Migrate in five steps

From OpenAI to a local endpoint in an afternoon.

  1. Capture your traffic for a week

    Point the OpenAI SDK at the kolm capture proxy. Real prompts get tagged, anonymized, and stored locally; the cloud call still goes through, so production behavior is unchanged.

    export OPENAI_BASE_URL=http://localhost:8765/v1/capture
    kolm capture --provider openai --as your-task
  2. Compile a .kolm from the capture

    Distill the captured pairs into a signed artifact. The default base is Qwen2.5-3B-Instruct; the compiler picks a smaller model if the task pattern allows it.

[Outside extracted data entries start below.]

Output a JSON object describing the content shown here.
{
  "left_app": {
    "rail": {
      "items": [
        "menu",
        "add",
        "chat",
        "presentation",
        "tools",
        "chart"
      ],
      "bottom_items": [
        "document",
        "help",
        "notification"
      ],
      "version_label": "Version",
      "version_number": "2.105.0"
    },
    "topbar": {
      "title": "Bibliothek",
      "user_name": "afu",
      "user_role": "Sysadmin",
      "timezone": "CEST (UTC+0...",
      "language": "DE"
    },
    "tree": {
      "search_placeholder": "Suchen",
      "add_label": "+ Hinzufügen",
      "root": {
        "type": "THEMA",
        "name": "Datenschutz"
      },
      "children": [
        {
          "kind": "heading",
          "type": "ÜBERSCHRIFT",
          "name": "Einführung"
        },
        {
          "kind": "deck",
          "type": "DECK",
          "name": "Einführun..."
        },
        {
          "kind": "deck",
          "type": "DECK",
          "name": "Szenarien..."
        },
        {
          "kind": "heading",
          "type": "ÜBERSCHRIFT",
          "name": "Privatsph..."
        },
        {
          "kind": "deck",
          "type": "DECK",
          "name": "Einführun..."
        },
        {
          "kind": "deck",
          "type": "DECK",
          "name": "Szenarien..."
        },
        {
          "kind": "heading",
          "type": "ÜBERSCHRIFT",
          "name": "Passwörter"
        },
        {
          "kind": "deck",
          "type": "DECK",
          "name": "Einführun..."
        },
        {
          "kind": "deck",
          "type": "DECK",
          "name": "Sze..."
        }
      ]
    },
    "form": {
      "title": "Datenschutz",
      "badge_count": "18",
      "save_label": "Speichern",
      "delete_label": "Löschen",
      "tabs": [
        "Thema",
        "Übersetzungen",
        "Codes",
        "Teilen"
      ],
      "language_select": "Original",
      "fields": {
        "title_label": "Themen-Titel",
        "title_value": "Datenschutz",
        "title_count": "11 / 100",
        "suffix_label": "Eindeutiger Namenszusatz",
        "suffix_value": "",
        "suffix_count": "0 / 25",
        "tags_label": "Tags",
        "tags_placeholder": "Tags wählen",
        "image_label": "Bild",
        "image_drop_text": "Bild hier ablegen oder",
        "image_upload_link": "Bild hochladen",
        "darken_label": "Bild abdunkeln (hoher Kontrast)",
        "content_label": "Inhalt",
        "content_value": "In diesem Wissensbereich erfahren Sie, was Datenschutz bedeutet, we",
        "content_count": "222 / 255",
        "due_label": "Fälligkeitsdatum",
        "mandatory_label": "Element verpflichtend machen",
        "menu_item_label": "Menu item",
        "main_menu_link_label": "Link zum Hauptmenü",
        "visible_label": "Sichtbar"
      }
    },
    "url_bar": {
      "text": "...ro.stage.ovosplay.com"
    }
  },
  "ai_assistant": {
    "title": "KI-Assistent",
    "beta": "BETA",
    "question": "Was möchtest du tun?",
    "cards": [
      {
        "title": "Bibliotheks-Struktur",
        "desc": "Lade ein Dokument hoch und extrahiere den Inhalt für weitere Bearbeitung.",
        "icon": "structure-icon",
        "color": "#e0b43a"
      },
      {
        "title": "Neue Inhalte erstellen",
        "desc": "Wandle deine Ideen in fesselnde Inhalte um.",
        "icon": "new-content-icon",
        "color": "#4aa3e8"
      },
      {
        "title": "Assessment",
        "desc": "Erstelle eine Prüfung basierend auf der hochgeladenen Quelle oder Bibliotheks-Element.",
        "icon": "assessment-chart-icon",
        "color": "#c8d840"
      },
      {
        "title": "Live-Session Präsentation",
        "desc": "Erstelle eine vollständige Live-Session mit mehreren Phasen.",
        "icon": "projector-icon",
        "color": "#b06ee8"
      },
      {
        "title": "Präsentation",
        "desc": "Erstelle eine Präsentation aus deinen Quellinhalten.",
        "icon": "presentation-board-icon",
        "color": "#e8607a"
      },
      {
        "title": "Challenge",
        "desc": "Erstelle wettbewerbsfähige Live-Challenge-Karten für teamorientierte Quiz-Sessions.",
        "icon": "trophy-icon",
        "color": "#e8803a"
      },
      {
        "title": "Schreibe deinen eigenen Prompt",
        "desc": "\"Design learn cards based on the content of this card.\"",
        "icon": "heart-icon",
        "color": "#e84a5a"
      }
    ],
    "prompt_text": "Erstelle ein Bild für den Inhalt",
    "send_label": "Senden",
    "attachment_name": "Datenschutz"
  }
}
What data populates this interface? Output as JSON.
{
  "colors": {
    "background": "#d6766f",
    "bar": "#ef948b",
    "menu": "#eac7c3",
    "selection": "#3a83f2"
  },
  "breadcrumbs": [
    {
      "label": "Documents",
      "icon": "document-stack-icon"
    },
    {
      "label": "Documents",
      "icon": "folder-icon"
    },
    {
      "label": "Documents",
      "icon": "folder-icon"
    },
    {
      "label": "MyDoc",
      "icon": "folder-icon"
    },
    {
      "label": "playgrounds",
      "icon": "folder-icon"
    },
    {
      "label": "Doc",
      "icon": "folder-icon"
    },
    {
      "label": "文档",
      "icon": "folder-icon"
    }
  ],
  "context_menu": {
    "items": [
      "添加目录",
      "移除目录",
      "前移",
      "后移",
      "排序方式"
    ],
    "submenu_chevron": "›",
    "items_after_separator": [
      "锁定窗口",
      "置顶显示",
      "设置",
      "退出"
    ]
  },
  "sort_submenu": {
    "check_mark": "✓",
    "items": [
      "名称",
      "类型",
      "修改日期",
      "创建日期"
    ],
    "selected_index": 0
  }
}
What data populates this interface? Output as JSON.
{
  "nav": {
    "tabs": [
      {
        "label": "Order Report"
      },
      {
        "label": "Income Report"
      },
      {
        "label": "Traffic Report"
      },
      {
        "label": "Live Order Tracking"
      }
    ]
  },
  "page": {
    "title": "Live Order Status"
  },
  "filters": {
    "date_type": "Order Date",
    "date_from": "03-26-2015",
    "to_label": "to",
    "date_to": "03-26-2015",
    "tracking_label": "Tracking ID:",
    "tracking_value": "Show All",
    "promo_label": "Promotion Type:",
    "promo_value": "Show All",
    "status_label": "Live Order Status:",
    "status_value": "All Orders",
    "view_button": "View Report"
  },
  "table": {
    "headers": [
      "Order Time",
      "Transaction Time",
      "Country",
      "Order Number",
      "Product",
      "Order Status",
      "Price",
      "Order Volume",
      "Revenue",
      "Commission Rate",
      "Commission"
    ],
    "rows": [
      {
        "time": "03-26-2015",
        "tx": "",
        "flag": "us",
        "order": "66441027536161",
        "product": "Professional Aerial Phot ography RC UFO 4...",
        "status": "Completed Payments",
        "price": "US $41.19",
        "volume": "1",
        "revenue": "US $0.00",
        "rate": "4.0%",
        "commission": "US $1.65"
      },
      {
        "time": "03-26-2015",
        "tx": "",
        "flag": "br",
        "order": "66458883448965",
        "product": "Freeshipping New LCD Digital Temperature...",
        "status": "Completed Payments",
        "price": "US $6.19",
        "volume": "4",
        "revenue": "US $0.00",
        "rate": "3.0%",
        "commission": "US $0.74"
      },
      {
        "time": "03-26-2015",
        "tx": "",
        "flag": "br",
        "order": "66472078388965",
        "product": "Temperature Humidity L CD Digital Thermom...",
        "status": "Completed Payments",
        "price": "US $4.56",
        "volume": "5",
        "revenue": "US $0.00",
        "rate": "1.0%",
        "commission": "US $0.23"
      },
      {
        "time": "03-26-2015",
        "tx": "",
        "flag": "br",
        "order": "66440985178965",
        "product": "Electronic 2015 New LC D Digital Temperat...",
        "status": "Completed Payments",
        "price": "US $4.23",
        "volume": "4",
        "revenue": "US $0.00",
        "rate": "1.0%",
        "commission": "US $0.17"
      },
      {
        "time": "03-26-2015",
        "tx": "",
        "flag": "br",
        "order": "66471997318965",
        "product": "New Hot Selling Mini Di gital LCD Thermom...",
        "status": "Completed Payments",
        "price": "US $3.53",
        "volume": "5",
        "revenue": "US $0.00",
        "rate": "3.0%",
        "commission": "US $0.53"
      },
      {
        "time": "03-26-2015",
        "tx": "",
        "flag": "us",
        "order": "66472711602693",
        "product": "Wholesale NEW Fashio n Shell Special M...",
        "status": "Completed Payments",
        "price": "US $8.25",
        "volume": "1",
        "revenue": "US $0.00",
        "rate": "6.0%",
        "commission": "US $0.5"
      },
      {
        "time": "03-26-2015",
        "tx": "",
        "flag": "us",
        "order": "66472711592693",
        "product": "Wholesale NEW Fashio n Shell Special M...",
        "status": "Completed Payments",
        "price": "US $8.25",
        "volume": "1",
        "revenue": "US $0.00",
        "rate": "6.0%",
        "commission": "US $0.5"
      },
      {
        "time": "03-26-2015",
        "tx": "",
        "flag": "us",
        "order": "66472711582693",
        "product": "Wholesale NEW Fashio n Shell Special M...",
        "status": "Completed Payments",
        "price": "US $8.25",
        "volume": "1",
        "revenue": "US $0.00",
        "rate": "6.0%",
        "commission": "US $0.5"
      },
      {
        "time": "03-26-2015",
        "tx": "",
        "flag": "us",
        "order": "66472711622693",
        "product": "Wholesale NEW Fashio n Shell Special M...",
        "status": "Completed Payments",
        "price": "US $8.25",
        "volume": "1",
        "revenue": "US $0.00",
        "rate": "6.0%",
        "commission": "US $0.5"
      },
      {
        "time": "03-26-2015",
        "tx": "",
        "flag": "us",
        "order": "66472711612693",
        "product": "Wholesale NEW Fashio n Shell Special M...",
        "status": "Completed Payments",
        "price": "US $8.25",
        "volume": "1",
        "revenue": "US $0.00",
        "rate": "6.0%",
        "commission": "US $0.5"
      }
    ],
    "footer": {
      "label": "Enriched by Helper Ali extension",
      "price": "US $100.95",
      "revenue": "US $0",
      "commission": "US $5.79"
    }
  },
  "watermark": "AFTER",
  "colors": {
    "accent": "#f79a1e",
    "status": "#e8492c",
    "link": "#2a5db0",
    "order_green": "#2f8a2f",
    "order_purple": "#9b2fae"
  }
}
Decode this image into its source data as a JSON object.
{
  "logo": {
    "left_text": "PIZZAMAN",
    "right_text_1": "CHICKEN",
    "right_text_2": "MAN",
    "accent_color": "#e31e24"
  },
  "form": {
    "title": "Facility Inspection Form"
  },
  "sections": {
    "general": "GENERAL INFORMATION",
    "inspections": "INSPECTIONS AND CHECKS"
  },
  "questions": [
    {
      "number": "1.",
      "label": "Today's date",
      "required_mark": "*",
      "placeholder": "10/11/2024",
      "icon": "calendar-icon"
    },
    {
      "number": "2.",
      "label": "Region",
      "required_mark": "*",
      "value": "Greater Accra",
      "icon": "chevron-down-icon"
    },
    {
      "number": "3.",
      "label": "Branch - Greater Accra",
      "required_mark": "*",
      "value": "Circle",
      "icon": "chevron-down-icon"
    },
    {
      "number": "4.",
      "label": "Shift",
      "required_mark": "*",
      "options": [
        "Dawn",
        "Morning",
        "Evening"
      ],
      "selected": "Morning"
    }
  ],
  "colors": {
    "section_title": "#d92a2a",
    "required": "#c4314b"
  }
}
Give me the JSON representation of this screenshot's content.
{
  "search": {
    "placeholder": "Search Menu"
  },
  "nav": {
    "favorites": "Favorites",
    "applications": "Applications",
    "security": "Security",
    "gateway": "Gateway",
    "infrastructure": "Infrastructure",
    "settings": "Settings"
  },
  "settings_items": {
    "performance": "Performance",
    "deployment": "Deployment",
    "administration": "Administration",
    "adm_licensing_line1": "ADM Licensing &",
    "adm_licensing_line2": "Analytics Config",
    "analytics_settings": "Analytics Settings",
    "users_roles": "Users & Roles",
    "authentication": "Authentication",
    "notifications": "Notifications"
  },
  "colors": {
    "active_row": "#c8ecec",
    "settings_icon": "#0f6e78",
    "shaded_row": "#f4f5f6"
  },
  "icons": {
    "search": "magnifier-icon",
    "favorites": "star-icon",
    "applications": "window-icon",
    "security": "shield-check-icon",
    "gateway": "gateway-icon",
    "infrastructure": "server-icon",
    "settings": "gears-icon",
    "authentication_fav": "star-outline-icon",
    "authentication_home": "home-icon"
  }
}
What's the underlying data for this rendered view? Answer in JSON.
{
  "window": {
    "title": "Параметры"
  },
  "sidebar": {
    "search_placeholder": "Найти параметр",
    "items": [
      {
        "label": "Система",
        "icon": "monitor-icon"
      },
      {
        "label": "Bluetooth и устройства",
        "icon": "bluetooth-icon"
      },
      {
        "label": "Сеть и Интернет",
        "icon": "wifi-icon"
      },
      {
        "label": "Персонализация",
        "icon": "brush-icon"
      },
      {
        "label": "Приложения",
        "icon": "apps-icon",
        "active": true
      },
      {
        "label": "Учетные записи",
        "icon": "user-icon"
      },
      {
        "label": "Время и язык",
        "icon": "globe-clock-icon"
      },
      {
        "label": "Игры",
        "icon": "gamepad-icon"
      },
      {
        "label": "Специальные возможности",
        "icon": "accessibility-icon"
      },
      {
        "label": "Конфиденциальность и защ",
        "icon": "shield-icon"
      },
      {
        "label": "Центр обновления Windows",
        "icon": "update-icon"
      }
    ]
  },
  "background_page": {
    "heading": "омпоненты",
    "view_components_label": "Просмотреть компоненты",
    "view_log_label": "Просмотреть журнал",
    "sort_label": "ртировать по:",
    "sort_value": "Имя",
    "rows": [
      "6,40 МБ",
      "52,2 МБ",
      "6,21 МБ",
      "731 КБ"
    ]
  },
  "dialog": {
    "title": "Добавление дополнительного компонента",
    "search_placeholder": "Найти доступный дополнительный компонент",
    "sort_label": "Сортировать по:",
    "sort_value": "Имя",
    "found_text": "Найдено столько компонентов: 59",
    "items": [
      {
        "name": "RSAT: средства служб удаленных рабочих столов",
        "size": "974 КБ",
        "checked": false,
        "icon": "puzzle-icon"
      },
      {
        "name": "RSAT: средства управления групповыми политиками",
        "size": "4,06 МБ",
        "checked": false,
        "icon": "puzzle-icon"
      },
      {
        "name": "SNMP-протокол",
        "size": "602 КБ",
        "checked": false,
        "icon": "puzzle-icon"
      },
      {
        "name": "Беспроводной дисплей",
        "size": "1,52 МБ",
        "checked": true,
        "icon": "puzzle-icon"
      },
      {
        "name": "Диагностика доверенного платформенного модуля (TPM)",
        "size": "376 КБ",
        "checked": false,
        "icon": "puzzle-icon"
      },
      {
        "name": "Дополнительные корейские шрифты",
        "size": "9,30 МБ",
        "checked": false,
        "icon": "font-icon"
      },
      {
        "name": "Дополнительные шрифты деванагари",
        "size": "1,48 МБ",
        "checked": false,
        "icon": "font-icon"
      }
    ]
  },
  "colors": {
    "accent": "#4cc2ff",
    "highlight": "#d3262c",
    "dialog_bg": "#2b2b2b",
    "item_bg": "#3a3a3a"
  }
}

    kolm distill --namespace your-task --out your-task.kolm
  3. Serve it locally

    One command boots an OpenAI-compatible HTTP server on the artifact. Speculative decoding via the artifact's declared draft model; FP8 KV cache on Hopper or Blackwell.

    kolm serve --http your-task.kolm --port 8765
  4. Repoint your SDK

    One line in your client. The api_key field is required by the SDK but unused by the local endpoint; pass any non-empty string.

    client = OpenAI(base_url="http://localhost:8765/v1", api_key="local")
  5. Diff against the cloud baseline

    Run the kolm evaluator against your eval set with both endpoints. The local artifact ships only if the K-score meets the gate the cloud baseline cleared.

    kolm eval your-task.kolm --baseline openai:gpt-4o-mini

The endpoint your code already knows.

Migration is not a rewrite. It is a base_url change and an honest eval. Capture for a week, distill into a signed artifact, point your client at localhost:8765, and confirm the K-score holds before you cut over. If it does not, the cloud endpoint stays in place. The receipt is additive on every call either way.